1 I have tried to show this in "Maxims," Mind (1951).

2 Of some one appropriate logical type, if you are pedantic about counting such things as "characteristics". Professor Popper has pointed out to me that the argument does not depend on this finitude, anyway.

3 In actual fact the attitude of what I describe as genuine patriotism, and that of the abstracted, so to speak aesthetic enjoyment of the games-connoisseur frequently coexist, with the help of some double-think. I am talking of simplified types, and in saying what they can and cannot do am discussing what is and is not compatible with their definitions, and not of psychological possibility.

4 All these rules would of course be only formulable in a symbolism designed to accommodate imperatives as well as indicative statements. I am just assuming that such a symbolism is possible and that it would be fairly similar in its logic to the familiar symbolisms. I have not attempted to work it out.

5 For an interpretation of Hegel supporting these contentions see J. Hyppolite, Introduction a la Philosophie de l'Histoire de Hegel, M. Riviere et Cie., Paris, 1948.

6 This is notoriously a tricky piece of Kantian interpretation. I am for the sake of simplicity assuming the validity of the interpretation of Kant which makes him say that we are only free when doing our duty; an interpretation which is in accordance with one at any rate of Kant's uses of "free".

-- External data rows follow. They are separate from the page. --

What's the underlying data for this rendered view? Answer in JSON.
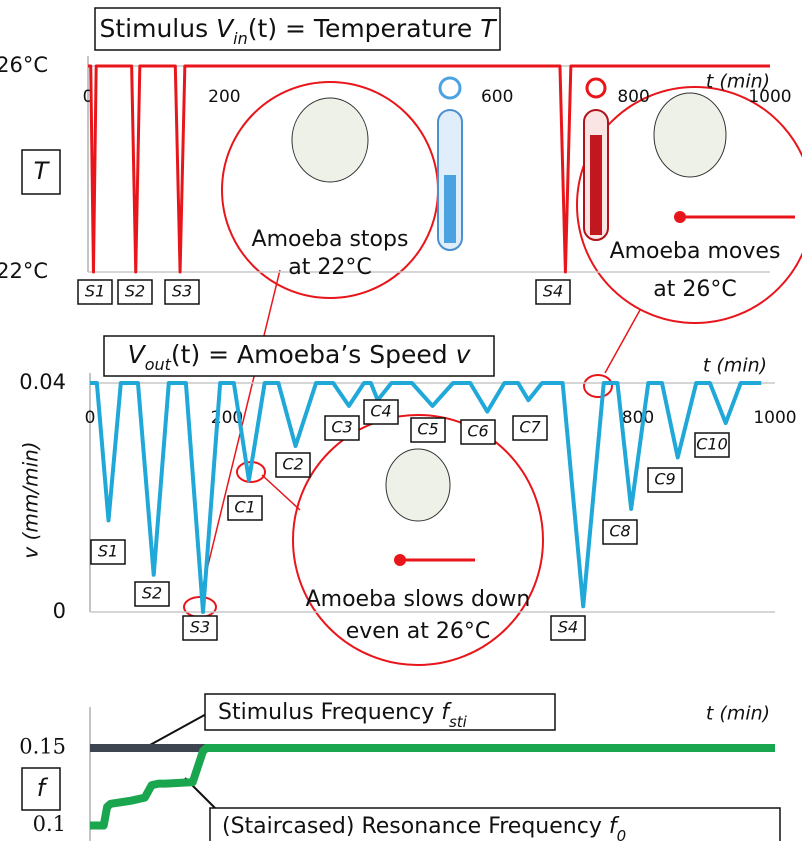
{
  "chart_data": [
    {
      "type": "line",
      "title": [
        "Stimulus ",
        "V",
        "in",
        "(t) = Temperature ",
        "T"
      ],
      "y_label": "T",
      "x_label": "t (min)",
      "xlim": [
        0,
        1000
      ],
      "xticks": [
        0,
        200,
        600,
        800,
        1000
      ],
      "ylim": [
        22,
        26
      ],
      "yticks": [
        {
          "value": 22,
          "label": "22°C"
        },
        {
          "value": 26,
          "label": "26°C"
        }
      ],
      "grid": true,
      "series": [
        {
          "name": "T",
          "color": "#e8161b",
          "x": [
            0,
            4,
            8,
            12,
            64,
            70,
            76,
            128,
            135,
            142,
            692,
            700,
            708,
            1000
          ],
          "values": [
            26,
            26,
            22,
            26,
            26,
            22,
            26,
            26,
            22,
            26,
            26,
            22,
            26,
            26
          ]
        }
      ],
      "point_labels": [
        "S1",
        "S2",
        "S3",
        "S4"
      ],
      "annotations": [
        [
          "Amoeba stops",
          "at 22°C"
        ],
        [
          "Amoeba moves",
          "at 26°C"
        ]
      ]
    },
    {
      "type": "line",
      "title": [
        "V",
        "out",
        "(t) = Amoeba’s Speed ",
        "v"
      ],
      "y_label": "v (mm/min)",
      "x_label": "t (min)",
      "xlim": [
        0,
        1000
      ],
      "xticks": [
        0,
        200,
        800,
        1000
      ],
      "ylim": [
        0,
        0.04
      ],
      "yticks": [
        0,
        0.04
      ],
      "grid": true,
      "series": [
        {
          "name": "v",
          "color": "#1fa8d8",
          "x": [
            0,
            10,
            27,
            45,
            70,
            93,
            115,
            140,
            165,
            190,
            210,
            232,
            255,
            275,
            300,
            330,
            355,
            378,
            400,
            410,
            420,
            440,
            470,
            500,
            530,
            555,
            580,
            605,
            625,
            640,
            660,
            690,
            720,
            750,
            770,
            790,
            815,
            835,
            858,
            885,
            905,
            928,
            950,
            980
          ],
          "values": [
            0.04,
            0.04,
            0.016,
            0.04,
            0.04,
            0.0065,
            0.04,
            0.04,
            0,
            0.04,
            0.04,
            0.023,
            0.04,
            0.04,
            0.029,
            0.04,
            0.04,
            0.036,
            0.04,
            0.04,
            0.037,
            0.04,
            0.04,
            0.036,
            0.04,
            0.04,
            0.035,
            0.04,
            0.04,
            0.037,
            0.04,
            0.04,
            0.001,
            0.04,
            0.04,
            0.018,
            0.04,
            0.04,
            0.027,
            0.04,
            0.04,
            0.033,
            0.04,
            0.04
          ]
        }
      ],
      "point_labels": [
        "S1",
        "S2",
        "S3",
        "C1",
        "C2",
        "C3",
        "C4",
        "C5",
        "C6",
        "C7",
        "S4",
        "C8",
        "C9",
        "C10"
      ],
      "annotations": [
        [
          "Amoeba slows down",
          "even at 26°C"
        ]
      ]
    },
    {
      "type": "line",
      "y_label": "f",
      "x_label": "t (min)",
      "xlim": [
        0,
        1000
      ],
      "ylim": [
        0.09,
        0.17
      ],
      "yticks": [
        0.1,
        0.15
      ],
      "grid": false,
      "series": [
        {
          "name": "Stimulus Frequency ",
          "symbol": "f",
          "subscript": "sti",
          "color": "#3d4650",
          "x": [
            0,
            1000
          ],
          "values": [
            0.15,
            0.15
          ]
        },
        {
          "name": "(Staircased) Resonance Frequency ",
          "symbol": "f",
          "subscript": "0",
          "color": "#1aa64f",
          "x": [
            0,
            20,
            25,
            30,
            60,
            80,
            90,
            100,
            110,
            150,
            165,
            170,
            1000
          ],
          "values": [
            0.1,
            0.1,
            0.112,
            0.114,
            0.116,
            0.118,
            0.126,
            0.127,
            0.127,
            0.128,
            0.148,
            0.15,
            0.15
          ]
        }
      ]
    }
  ]
}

7 This means something like "varying one's behaviour in accordance with . . ." and not "pushes, in billiard ball fashion". It is sometimes argued that Kantian ethics presuppose a philosophy of mind construing motives as efficient causes, and that this invalidates his ethical theory. Neither the premiss nor the inference of this argument is valid.

8 Which of these represents what Kant intended to say is, again, a matter of controversial Kantian interpretation. The weaker and second interpretation gives rise to fewer difficulties and can be defended with reference to the text, but I nevertheless prefer the first as being more interesting, illuminating and characteristically Kantian, in that it follows obviously from typical Kantian premises and shows us where they lead. If Kant were merely another intuitionist, he would hardly deserve the attention he receives.

9 Not much should be made of this naturalness, for it will be relative to the language employed, i.e., to the kind of action-concepts occurring in it. When definitions of action-concepts are constructed, the definiens will be a concatenation of characteristics which, suitably phrased, can become parts of a maxim. But, as shown, the possibility of universalisation depends on which elements are included in the maxim. When we wish to include a particular set of these in a maxim, we can of course do this very simply if that set happens to correepond to the definiens of some natural action-word, by just including the name that action. Otherwise we must either invent a name and construct its definition, or include all the features which would have figured in that definition in the maxim itself.

10 Necessarily, for in the Kantian scheme there are only two alternatives for the groundings of a part or whole of the contents of a maxim; either to be entailed by the very form of the moral law, or to be empirically founded.

11 It is of course not made unambiguously clear in Kant's ethics whether he meant the formal principle to determine all the important details, or not. It really amounts to whether he meant to expound an ethic of obligation or one of permissibility whether he thought that morality was like Italy, where everything not forbidden is allowed, or like Germany, where everything not allowed was forbidden. I feel inclined to say that he tried at least to be on the German side, mainly because that makes for an interpretation which is simultaneously more difficult to defend philosophically and (a frequent conjunction, this, in issues of Kantian exegesis) more interesting, in that it more clearly follow from the general theses inspiring Kantian ethics, such as that of the "heteronomy" of all empirically motivated conduct.

12 ln a way, Kierkegaard was to metaphysical optimism what "Brave New World" is to scientific optimism.